Despite how utterly revolting this all is, Dr. Oz says, "the vast majority of these germs are not dangerous. In fact, a lot of the secretions, if they're dry, have already lost their ability to hurt you."

"The most dangerous thing we get exposed to is spit," he says. "That's how the flu gets transmitted. It's the way that we're most commonly able to hurt each other. In fact, the human bite is the most dangerous of all animal bites because that's where we actually can hurt each other the most."

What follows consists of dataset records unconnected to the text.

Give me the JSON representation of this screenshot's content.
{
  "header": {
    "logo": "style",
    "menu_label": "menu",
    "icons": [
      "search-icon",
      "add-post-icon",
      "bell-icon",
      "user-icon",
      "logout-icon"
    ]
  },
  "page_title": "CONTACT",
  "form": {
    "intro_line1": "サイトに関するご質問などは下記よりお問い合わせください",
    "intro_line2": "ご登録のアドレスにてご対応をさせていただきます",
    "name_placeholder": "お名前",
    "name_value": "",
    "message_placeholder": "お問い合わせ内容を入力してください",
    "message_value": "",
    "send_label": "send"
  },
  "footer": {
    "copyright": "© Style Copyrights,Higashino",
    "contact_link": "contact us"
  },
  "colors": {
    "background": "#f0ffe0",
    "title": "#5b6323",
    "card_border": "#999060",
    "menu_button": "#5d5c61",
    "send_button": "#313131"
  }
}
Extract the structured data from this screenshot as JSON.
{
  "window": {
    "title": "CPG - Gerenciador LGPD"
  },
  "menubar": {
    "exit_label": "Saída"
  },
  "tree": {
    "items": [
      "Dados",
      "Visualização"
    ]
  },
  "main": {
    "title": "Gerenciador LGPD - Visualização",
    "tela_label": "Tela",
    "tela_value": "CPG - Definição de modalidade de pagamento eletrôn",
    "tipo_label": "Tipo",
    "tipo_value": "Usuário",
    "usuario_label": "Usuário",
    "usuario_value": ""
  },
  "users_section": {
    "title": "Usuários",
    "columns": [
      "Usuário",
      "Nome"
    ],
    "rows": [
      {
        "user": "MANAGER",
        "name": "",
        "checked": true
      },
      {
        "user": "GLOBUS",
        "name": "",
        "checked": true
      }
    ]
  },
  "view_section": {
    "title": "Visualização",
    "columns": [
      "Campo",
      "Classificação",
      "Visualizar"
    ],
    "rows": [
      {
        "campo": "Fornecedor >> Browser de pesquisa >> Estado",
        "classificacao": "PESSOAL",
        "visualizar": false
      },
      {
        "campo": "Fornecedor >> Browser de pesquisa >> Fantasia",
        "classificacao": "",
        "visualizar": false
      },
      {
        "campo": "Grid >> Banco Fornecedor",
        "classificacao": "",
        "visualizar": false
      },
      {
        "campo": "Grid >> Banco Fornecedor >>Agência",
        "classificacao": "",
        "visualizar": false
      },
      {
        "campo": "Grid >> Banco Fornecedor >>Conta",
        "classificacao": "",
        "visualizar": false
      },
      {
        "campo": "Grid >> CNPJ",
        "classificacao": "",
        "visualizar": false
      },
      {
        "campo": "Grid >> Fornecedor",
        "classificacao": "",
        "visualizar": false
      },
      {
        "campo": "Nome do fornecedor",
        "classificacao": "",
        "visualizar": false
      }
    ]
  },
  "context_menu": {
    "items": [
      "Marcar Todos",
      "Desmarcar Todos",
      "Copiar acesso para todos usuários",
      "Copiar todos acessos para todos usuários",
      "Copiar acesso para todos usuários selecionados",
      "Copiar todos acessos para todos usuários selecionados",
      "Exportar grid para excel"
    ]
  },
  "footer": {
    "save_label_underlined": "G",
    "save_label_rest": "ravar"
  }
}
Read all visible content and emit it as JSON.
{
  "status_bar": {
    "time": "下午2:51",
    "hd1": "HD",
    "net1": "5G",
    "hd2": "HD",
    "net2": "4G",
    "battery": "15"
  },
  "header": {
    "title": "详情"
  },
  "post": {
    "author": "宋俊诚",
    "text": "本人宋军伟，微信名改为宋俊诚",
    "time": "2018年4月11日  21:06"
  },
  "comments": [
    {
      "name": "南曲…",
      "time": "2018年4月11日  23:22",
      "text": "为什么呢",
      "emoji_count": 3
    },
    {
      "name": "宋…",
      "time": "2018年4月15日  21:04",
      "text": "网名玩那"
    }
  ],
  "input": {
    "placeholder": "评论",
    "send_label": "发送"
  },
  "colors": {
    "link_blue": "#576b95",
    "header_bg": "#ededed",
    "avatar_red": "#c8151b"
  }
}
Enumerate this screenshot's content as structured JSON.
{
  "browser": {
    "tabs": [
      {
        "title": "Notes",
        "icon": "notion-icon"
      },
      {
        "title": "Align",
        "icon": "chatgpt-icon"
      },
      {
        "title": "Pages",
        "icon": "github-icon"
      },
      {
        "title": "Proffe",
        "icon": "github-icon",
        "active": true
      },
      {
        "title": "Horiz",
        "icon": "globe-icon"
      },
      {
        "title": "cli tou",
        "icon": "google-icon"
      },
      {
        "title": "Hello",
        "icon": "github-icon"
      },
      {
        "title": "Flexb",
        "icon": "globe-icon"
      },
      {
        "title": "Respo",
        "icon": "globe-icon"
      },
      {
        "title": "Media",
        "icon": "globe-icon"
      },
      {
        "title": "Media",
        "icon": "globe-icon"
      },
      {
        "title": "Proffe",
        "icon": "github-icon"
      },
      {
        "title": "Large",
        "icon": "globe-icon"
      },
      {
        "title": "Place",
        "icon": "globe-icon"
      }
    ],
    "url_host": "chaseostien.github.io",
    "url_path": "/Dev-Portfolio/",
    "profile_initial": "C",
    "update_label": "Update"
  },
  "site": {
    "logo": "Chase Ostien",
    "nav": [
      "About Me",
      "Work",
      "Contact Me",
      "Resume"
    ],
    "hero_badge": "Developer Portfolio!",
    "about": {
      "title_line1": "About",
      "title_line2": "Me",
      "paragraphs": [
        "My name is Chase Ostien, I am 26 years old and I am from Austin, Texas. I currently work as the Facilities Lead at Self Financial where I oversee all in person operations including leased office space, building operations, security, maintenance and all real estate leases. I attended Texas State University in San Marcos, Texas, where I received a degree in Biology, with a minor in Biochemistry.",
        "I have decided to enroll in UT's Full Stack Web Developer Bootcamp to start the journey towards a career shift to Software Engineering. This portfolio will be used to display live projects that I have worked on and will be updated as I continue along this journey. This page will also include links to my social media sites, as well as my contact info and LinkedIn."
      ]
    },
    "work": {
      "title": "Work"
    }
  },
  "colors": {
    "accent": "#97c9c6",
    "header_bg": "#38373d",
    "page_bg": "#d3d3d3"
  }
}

So why do we get sick more often in the winter? It's not from going out without a hat and scarf, but because we start to congregate together indoors. "When you sit in a small space with a lot of people and they start coughing on you, that's how viruses get transmitted. That's why we have a flu season in the winter.
Can you get an STD here?

Can I get an STD from a toilet seat or a hot tub?

One of the most enduring urban legends concerns getting a sexually transmitted disease from a toilet seat or a hot tub. But can that really happen? "Do not worry about the toilet seat," Dr. Oz says. "No one catches STDs on toilet seats."

So what could you get from a toilet seat? "You can theoretically catch some bacteria that can bother your skin," Dr. Oz says, "but toilet seats are a relatively safe place because they're inert, they're just a plastic covering. Here's what the reality is: We're living with bacteria; we're alive because of bacteria; we ought to get comfortable with the fact that we live in a dangerous world and what we really want to do is make sure that our immune systems are ready to do battle. As long as you're able to protect yourself, then you're okay sitting on any toilet seat you want."

Catching something in a hot tub is "more possible…because often the hot tubs aren't kept clean," Dr. Oz says. "People have bodily secretions that they're sweating or leaving in the hot tub and you're hopping right into it. That's a place that I don't like to hang out too much."